EN LA BAMBALINAS DEL POEMA
 

Con la publicación de La insidia del sol sobre   las  cosas  (Ediciones  DOLMEN,  Santiago,   1998), Germán Carrasco Vielma nos pone, de súbito, frente a frente con un hecho insoslayable y no de menor cuantía para la literatura chilena: me refiero, simplemente, a la concreción de una ampliación expresiva dentro de los marcos de la poesía chilena contemporánea.  Esto, que podrá sonar exagerado para el lector que aún no se haya dado el festín de la lectura de este libro, se corrobora al poner este texto sobre el fondo amplio e inagotable de la poesía chilena de este siglo.  En un artículo aparecido en La Época (Domingo 28 de Marzo de 1993, nº 259), Luis Ernesto Cárcamo afirmaba que "desde los poetas del sesenta hasta nuestros días, no han logrado madurar obras y autores de vuelo desbordante al nivel de Parra, Rojas, Lihn o Teillier", fustigando el hecho de que buena parte de la poesía joven se dedicara fundamental y lamentablemente a relacionarse simplemente de un modo recreativo con sus tradiciones inmediatas, encontrándose en estas escrituras rastros y huellas, a veces evidentes, de autores consagrados. 

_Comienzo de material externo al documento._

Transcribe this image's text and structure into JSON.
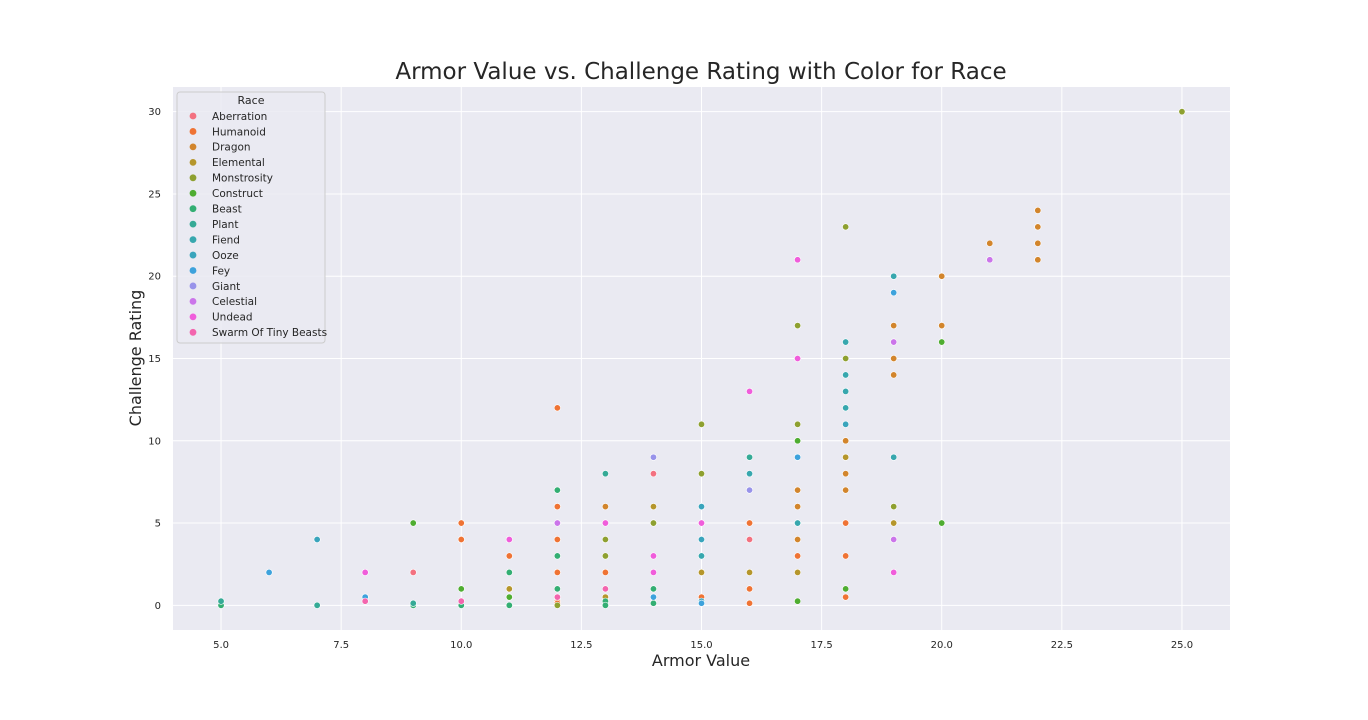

Por suerte, nos encontramos ahora ante un libro que, en primer lugar, innova brutalmente en lo concerniente a su relación con la(s) tradición(es) literaria(s) a la(s) que hace referencia, y luego, en segundo lugar, presenta como uno de sus rasgos más característicos el llevar a la práctica la famosa frase de Paul Celan que -en un recuerdo más o menos libre- nos dice que en nuestros días la poesía ya no se impone, sino que en lugar de ese movimiento arrollador, se expone.  Ya sea en la descripción de los degradados (y también, re-encantados) ambientes urbanos que rodean al silencioso y sibilino -pero no mudo- hablante de estos poemas, ya sea en un gesto nostálgicamente desencantado, casi ajeno a toda posibilidad de ilusión, las palabras de este conjunto están siempre conscientes de sí mismas, se contienen y se desbordan al mismo tiempo que son capaces de señalar este movimiento: 

"Mugre o verdad en las bambalinas del poema, 
tras el santuario del arte, el auditórium". 

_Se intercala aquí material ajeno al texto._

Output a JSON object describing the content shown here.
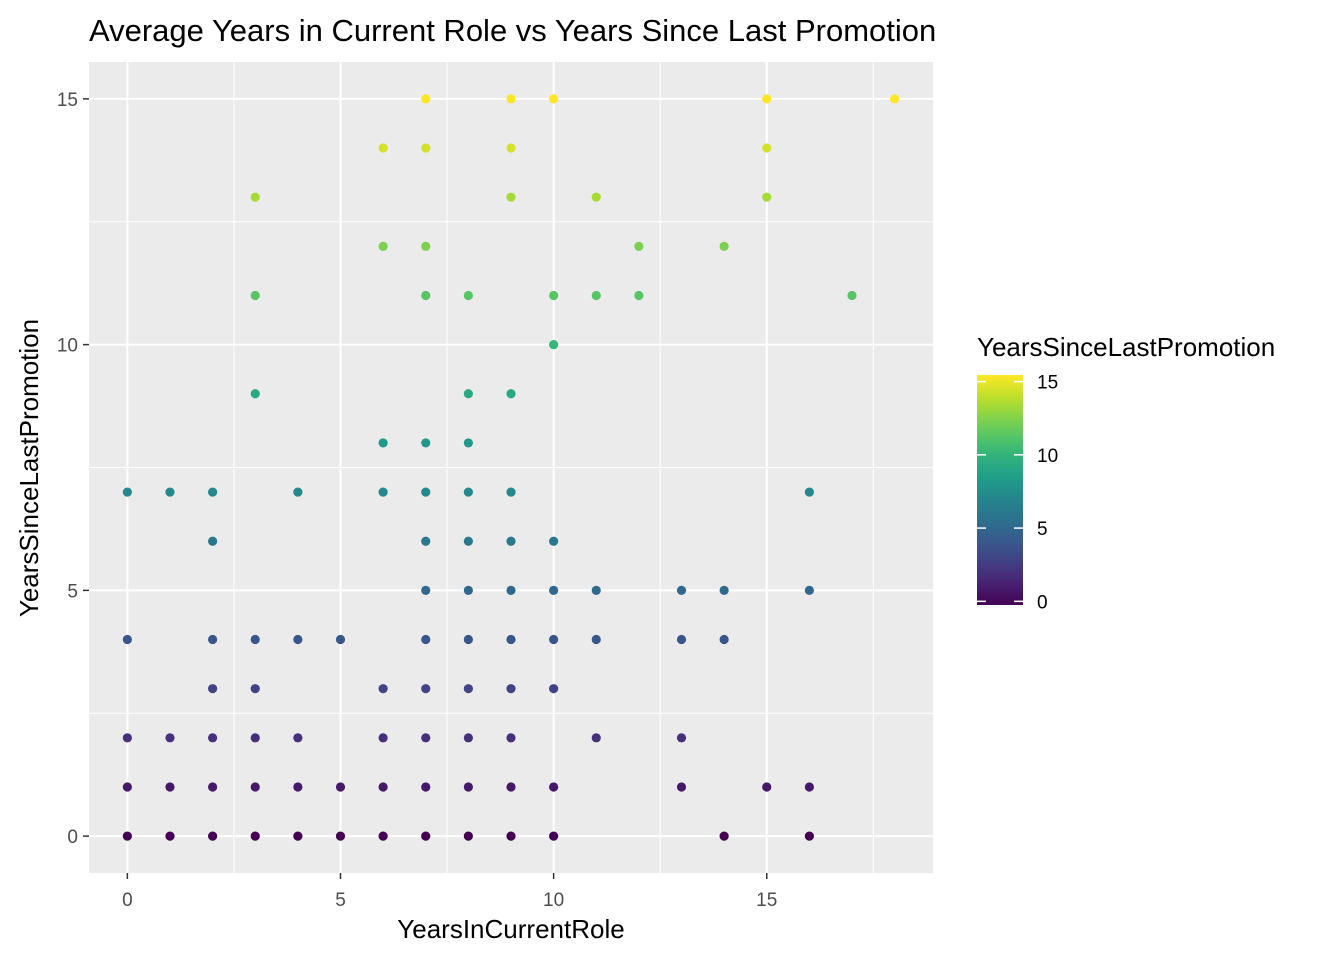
{
  "chart_data": {
    "type": "scatter",
    "title": "Average Years in Current Role vs Years Since Last Promotion",
    "xlabel": "YearsInCurrentRole",
    "ylabel": "YearsSinceLastPromotion",
    "xlim": [
      -0.9,
      18.9
    ],
    "ylim": [
      -0.75,
      15.75
    ],
    "x_ticks": [
      0,
      5,
      10,
      15
    ],
    "y_ticks": [
      0,
      5,
      10,
      15
    ],
    "grid": true,
    "color_scale": "viridis",
    "legend": {
      "title": "YearsSinceLastPromotion",
      "placement": "right",
      "range": [
        0,
        15
      ],
      "ticks": [
        0,
        5,
        10,
        15
      ]
    },
    "points": [
      [
        0,
        0
      ],
      [
        1,
        0
      ],
      [
        2,
        0
      ],
      [
        3,
        0
      ],
      [
        4,
        0
      ],
      [
        5,
        0
      ],
      [
        6,
        0
      ],
      [
        7,
        0
      ],
      [
        8,
        0
      ],
      [
        9,
        0
      ],
      [
        10,
        0
      ],
      [
        14,
        0
      ],
      [
        16,
        0
      ],
      [
        0,
        1
      ],
      [
        1,
        1
      ],
      [
        2,
        1
      ],
      [
        3,
        1
      ],
      [
        4,
        1
      ],
      [
        5,
        1
      ],
      [
        6,
        1
      ],
      [
        7,
        1
      ],
      [
        8,
        1
      ],
      [
        9,
        1
      ],
      [
        10,
        1
      ],
      [
        13,
        1
      ],
      [
        15,
        1
      ],
      [
        16,
        1
      ],
      [
        0,
        2
      ],
      [
        1,
        2
      ],
      [
        2,
        2
      ],
      [
        3,
        2
      ],
      [
        4,
        2
      ],
      [
        6,
        2
      ],
      [
        7,
        2
      ],
      [
        8,
        2
      ],
      [
        9,
        2
      ],
      [
        11,
        2
      ],
      [
        13,
        2
      ],
      [
        2,
        3
      ],
      [
        3,
        3
      ],
      [
        6,
        3
      ],
      [
        7,
        3
      ],
      [
        8,
        3
      ],
      [
        9,
        3
      ],
      [
        10,
        3
      ],
      [
        0,
        4
      ],
      [
        2,
        4
      ],
      [
        3,
        4
      ],
      [
        4,
        4
      ],
      [
        5,
        4
      ],
      [
        7,
        4
      ],
      [
        8,
        4
      ],
      [
        9,
        4
      ],
      [
        10,
        4
      ],
      [
        11,
        4
      ],
      [
        13,
        4
      ],
      [
        14,
        4
      ],
      [
        7,
        5
      ],
      [
        8,
        5
      ],
      [
        9,
        5
      ],
      [
        10,
        5
      ],
      [
        11,
        5
      ],
      [
        13,
        5
      ],
      [
        14,
        5
      ],
      [
        16,
        5
      ],
      [
        2,
        6
      ],
      [
        7,
        6
      ],
      [
        8,
        6
      ],
      [
        9,
        6
      ],
      [
        10,
        6
      ],
      [
        0,
        7
      ],
      [
        1,
        7
      ],
      [
        2,
        7
      ],
      [
        4,
        7
      ],
      [
        6,
        7
      ],
      [
        7,
        7
      ],
      [
        8,
        7
      ],
      [
        9,
        7
      ],
      [
        16,
        7
      ],
      [
        6,
        8
      ],
      [
        7,
        8
      ],
      [
        8,
        8
      ],
      [
        3,
        9
      ],
      [
        8,
        9
      ],
      [
        9,
        9
      ],
      [
        10,
        10
      ],
      [
        3,
        11
      ],
      [
        7,
        11
      ],
      [
        8,
        11
      ],
      [
        10,
        11
      ],
      [
        11,
        11
      ],
      [
        12,
        11
      ],
      [
        17,
        11
      ],
      [
        6,
        12
      ],
      [
        7,
        12
      ],
      [
        12,
        12
      ],
      [
        14,
        12
      ],
      [
        3,
        13
      ],
      [
        9,
        13
      ],
      [
        11,
        13
      ],
      [
        15,
        13
      ],
      [
        6,
        14
      ],
      [
        7,
        14
      ],
      [
        9,
        14
      ],
      [
        15,
        14
      ],
      [
        7,
        15
      ],
      [
        9,
        15
      ],
      [
        10,
        15
      ],
      [
        15,
        15
      ],
      [
        18,
        15
      ]
    ]
  }
}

En otro poema, no por nada titulado "Oficio", el autor agrega: 

"Vano, pero intento de dominar el lenguaje (ni más ni menos)/ como en el proceso del domador, la domadora/ del amansarse mutuo -ensayos y funciones-/ para acomodar sus ritmos sexuales para nuevos ritos". 

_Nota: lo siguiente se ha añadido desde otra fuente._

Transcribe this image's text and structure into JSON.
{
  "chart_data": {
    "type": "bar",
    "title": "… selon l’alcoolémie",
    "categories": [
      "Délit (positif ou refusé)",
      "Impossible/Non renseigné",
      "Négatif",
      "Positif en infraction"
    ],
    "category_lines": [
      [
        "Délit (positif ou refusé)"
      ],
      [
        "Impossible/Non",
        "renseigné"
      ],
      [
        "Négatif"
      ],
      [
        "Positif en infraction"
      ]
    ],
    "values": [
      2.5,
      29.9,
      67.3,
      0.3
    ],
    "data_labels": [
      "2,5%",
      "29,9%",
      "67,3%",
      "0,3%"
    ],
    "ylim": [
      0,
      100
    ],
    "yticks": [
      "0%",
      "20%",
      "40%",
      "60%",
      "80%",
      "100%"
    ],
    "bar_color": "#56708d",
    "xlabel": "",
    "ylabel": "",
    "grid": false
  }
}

No se equivoca Harold Bloom cuando dice que la incorporación de un autor al interior de un campo como el de la literatura occidental -que es el de nuestra literatura, qué duda cabe- "no es sólo una entrega de testigo o un amable proceso de transmisión: es también una lucha entre el genio anterior y el actual aspirante, en la que el premio es la supervivencia literaria o la inclusión en el canon".  En este campo de batalla, Carrasco ha elegido como posibles contendientes no sólo a los padres tutelares de la poesía chilena, sino que ha bebido (y extorsionado, también) fundamentalmente del "manantial" poético de autores anglosajones tan corrosivos como brillantes: Philip Larkin, Wystan Hugh Auden, Elizabeth Sidwell, entre otros.  Tan corrosivos y brillantes como parece ser el tono que recorre la totalidad de este poemario, también desenfadado a la hora de elegir entre escamotear lo más difícil del ejercicio poético o darle cabida en la conformación misma de estos poemas.  Porque he aquí uno de los logros más importantes de La insidia del sol sobre las cosas, quizás el mayor: amalgamando lo mejor de una poética urbana, agregándole a esto un lenguaje autorreflexivo, que al mismo tiempo transita tanto por zonas del más puro desencanto como por otras de una melancolía propia de cierta poesía amorosa que se cuela, feliz e irremediablemente, por los intersticios de algunos pocos poemas, La insidia...sigue mostrando una lozanía inexplicablemente cotidiana, como si a pesar de toda la negatividad que el hablante asume como parte inherente de su paisaje cotidiano, éste también estuviese constituido por gafas oscuras, casas de fachada continua y poblaciones de blocks desquiciantes e interminables que, sin embargo, no desembocan en un nihilismo desenfrenado o en el estricto sin-sentido, sino que más bien son el fundamento primordial    -valga el pleonasmo- de la cansada tristeza de estos poemas, y su contradicción: un ambiguo vitalismo que se basa en el tropo de la prosopopeya, la metáfora quizás inalienable al acto de poetizar: 

 "(...) saber el nombre de esas mezclas con semillas que los niños soplan/ 
tratar de usar las palabras exactas aunque a nadie le importe".